During the first part of the 20th century, the state of public health is generally described in terms of the presence or absence of diseases, and controlling diseases is the primary focus of the Organization's work. Before the century reaches its midpoint, however, a modern understanding of health emerges, as enshrined in the Constitution of the World Health Organization: "Health is a state of complete physical, mental, and social well-being and not merely the absence of disease or infirmity."
In 1946 the Organization creates the Institute of Nutrition of Central America and Panama in Guatemala City "to foster the development of nutrition science"; three years later, it establishes a Nutrition Section at its headquarters in Washington, D.C.; and, in 1967, it sets up the Caribbean Food and Nutrition Institute in Kingston to promote and provide training, technical assistance, research, information dissemination, and policies as they relate to food and nutrition.

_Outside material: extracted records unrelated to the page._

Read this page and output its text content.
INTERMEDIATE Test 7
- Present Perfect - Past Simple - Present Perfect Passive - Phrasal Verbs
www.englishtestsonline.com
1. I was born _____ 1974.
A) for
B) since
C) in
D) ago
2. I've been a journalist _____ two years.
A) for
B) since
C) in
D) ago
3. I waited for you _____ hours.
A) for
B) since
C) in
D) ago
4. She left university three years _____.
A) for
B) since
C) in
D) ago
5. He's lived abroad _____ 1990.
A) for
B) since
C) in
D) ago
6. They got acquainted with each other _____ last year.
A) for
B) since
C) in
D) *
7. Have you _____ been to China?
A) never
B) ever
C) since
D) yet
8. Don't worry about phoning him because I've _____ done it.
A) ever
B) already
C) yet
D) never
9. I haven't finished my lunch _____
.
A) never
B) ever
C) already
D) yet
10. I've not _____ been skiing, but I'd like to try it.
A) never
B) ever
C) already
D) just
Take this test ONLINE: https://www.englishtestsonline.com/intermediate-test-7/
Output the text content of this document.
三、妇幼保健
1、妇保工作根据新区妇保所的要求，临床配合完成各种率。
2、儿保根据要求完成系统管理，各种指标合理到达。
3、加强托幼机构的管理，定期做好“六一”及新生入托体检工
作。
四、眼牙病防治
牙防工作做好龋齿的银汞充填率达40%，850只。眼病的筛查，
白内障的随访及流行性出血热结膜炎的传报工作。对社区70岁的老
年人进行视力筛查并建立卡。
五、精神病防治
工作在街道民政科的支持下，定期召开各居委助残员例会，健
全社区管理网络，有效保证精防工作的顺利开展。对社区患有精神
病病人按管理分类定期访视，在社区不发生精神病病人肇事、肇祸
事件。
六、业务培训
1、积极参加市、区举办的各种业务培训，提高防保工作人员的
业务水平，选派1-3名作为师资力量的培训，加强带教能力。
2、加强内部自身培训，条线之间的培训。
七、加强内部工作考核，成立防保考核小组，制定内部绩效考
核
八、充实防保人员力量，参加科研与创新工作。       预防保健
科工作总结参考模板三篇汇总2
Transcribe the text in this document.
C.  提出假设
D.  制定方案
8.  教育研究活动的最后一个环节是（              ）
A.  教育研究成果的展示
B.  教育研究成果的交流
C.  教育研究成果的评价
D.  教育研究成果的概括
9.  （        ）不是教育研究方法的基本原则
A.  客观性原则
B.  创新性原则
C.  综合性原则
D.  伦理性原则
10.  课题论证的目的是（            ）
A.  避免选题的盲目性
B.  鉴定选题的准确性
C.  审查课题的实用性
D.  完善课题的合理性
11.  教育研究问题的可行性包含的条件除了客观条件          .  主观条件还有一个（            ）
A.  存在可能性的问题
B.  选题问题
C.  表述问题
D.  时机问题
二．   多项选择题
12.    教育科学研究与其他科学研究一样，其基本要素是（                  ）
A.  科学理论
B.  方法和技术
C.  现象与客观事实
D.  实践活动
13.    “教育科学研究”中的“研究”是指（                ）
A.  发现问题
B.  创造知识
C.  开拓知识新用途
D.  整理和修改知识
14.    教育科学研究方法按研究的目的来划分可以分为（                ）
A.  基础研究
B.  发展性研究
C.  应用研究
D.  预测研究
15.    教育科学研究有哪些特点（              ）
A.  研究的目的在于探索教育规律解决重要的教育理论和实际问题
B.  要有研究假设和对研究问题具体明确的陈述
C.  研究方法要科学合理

Family health is an increasingly important component of the Organization's work. The 1953-1956 edition of Health Conditions in the Americas notes that: "nearly all the countries and other areas of the Americas have very young populations, and health programs would be directed principally to the problems of infancy, childhood, and young adult life. In many of these areas, more than 40% of the population is under 5 years of age." Twenty years later, the 1973-1976 edition of that title warns that: "Although the birth rate has been dropping since 1960 in most countries, the percentage of high-risk births is significant."
The historic Ottawa Charter of 1986 declares: "Health promotion is the process of enabling people to increase control over, and to improve, their health." That same year, who endorses the Charter, shifting the principal thrust of its work from disease-oriented medical interventions to the promotion of health. In 1987, PAHO's director, Dr. Carlyle Guerra de Macedo, states priorities: "Health promotion in the pursuit of well-being represents the primary objective of development and the primordial justification for any social policy." In 1990 the Pan American Sanitary Conference clarifies that "health promotion is increasingly perceived as the sum activity of the population, the health services, the health authorities, and other productive and social services aimed at improving the status of individual and collective health."
Today, we recognize that active application of the strategies of health promotion is essential for preventing much of the disease that still burdens the Americas as well as for maintaining a healthy mind in a healthy body.